くそ、至極どうでもいいことばっか考えてるな、俺。
「三上! お前は森崎と先に進め!」
「あ、いや、無理だって! 文字を読まずに進むなんてできっこない」
「...動かなきゃ何もかわらねぇぞ、三上」
俺だって、動けるものなら動きたい、ニコポが敵を掴んでいる今が、目の前の"文章と机のトラップ"を攻略するチャンスだってことも。
「教室の奥の敵をやれ、俺はこいつをやる」
ニコポの、青色の目がじっとこちらを見つめる。
言葉にしなくても、その目でニコポの言いたいことが分かった気がした。
俺も命を賭けたんだからてめぇもそのくらいの覚悟でやれよ、とかだろうな、多分。
よし。
息を吸って、溜めて、吐く。
できるのか分からない、しかもできたとしても役に立つかも分からない。 だけど、前の戦いで見えた"アレ"が俺の持っている能力なのだとしたら、使うべきは今のはずだ。
「若菜、その能力を使う時、どうやって出してる?」
横に立つ若菜が一瞬、怪訝そうな顔をする。
「どうって、こう...スッとやってドーン! みたいな感じ」
うん、全くもって理解できないが、それでもやってみるしかないだろう。
「よし若菜、目を瞑ってついてこい!」
「えっ、ちょっと!」
若菜の手を握ってすかさず走り出す。 文章による罠? そんなこと知ったことかよ、俺が文字を読んでしまったとしても、"敵"の処まで行ければ、後は若菜がなんとかしてくれんだろ。

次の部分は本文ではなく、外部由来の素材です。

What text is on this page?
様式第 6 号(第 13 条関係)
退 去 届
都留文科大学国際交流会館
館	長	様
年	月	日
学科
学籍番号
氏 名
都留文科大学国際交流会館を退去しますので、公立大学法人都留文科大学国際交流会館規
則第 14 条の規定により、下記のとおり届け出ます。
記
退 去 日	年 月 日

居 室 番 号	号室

腹を決めたら、というか覚悟を決めたら、目の前の世界が変わった。
よくある心情的な描写のことじゃない、いやそれもあるんだけど実際に目の前の世界が変わった。
前に見た、あの青い湯気、湯気というよりは"気"のような物に近い気がするが、俺の"能力"は相手の能力を"気"として"視る"ことが出来るのかもしれない。

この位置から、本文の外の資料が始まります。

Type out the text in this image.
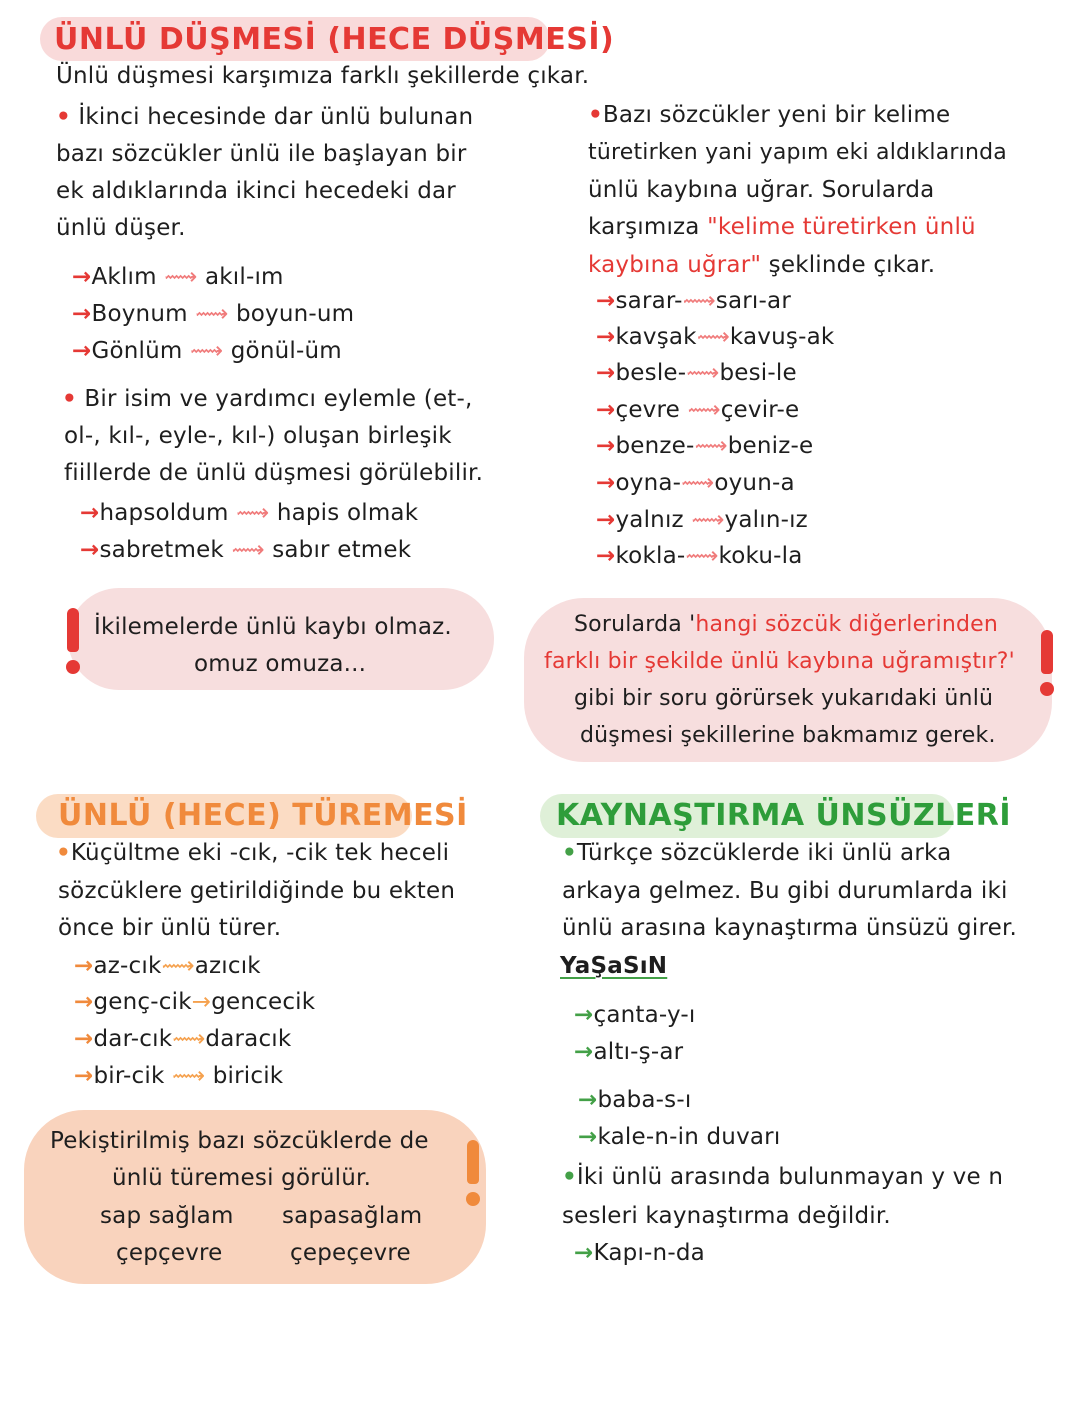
ÜNLÜ DÜŞMESİ (HECE DÜŞMESİ)
Ünlü düşmesi karşımıza farklı şekillerde çıkar.
• İkinci hecesinde dar ünlü bulunan
bazı sözcükler ünlü ile başlayan bir
ek aldıklarında ikinci hecedeki dar
ünlü düşer.
→Aklım ⟿ akıl-ım
→Boynum ⟿ boyun-um
→Gönlüm ⟿ gönül-üm
• Bir isim ve yardımcı eylemle (et-,
ol-, kıl-, eyle-, kıl-) oluşan birleşik
fiillerde de ünlü düşmesi görülebilir.
→hapsoldum ⟿ hapis olmak
→sabretmek ⟿ sabır etmek
•Bazı sözcükler yeni bir kelime
türetirken yani yapım eki aldıklarında
ünlü kaybına uğrar. Sorularda
karşımıza "kelime türetirken ünlü
kaybına uğrar" şeklinde çıkar.
→sarar-⟿sarı-ar
→kavşak⟿kavuş-ak
→besle-⟿besi-le
→çevre ⟿çevir-e
→benze-⟿beniz-e
→oyna-⟿oyun-a
→yalnız ⟿yalın-ız
→kokla-⟿koku-la
İkilemelerde ünlü kaybı olmaz.
omuz omuza...
Sorularda 'hangi sözcük diğerlerinden
farklı bir şekilde ünlü kaybına uğramıştır?'
gibi bir soru görürsek yukarıdaki ünlü
düşmesi şekillerine bakmamız gerek.
ÜNLÜ (HECE) TÜREMESİ
•Küçültme eki -cık, -cik tek heceli
sözcüklere getirildiğinde bu ekten
önce bir ünlü türer.
→az-cık⟿azıcık
→genç-cik→gencecik
→dar-cık⟿daracık
→bir-cik ⟿ biricik
Pekiştirilmiş bazı sözcüklerde de
ünlü türemesi görülür.
sap sağlam sapasağlam
çepçevre	çepeçevre
KAYNAŞTIRMA ÜNSÜZLERİ
•Türkçe sözcüklerde iki ünlü arka
arkaya gelmez. Bu gibi durumlarda iki
ünlü arasına kaynaştırma ünsüzü girer.
YaŞaSıN
→çanta-y-ı
→altı-ş-ar
→baba-s-ı
→kale-n-in duvarı
•İki ünlü arasında bulunmayan y ve n
sesleri kaynaştırma değildir.
→Kapı-n-da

だが何ができるか、なんてのは後でいい。 今はこの力で若菜と"もう一人いるであろう敵"に向かうんだ。
「若菜、絶対に目を開けるなよ!」
「怖い怖い怖い怖い! そんなに走らないでっ」
「俺を信じろっ」
不意に読ませる為に紙切れが机の影に張られていても、この目のお陰で文字を読んでしまう前に俺も目を瞑ってやり過ごせる。
文字が目に入った途端に強制的に読まされてしまうのなら、文字を目に入れなければいい。 トラップが集中しているのは3年3組前、なら恐らくは目当ての奴もそこにいるんだろう? 一番安全なんだからな。
いきなり攻撃してきたのはお前等なんだから、俺達にやられたって文句を言うなよ。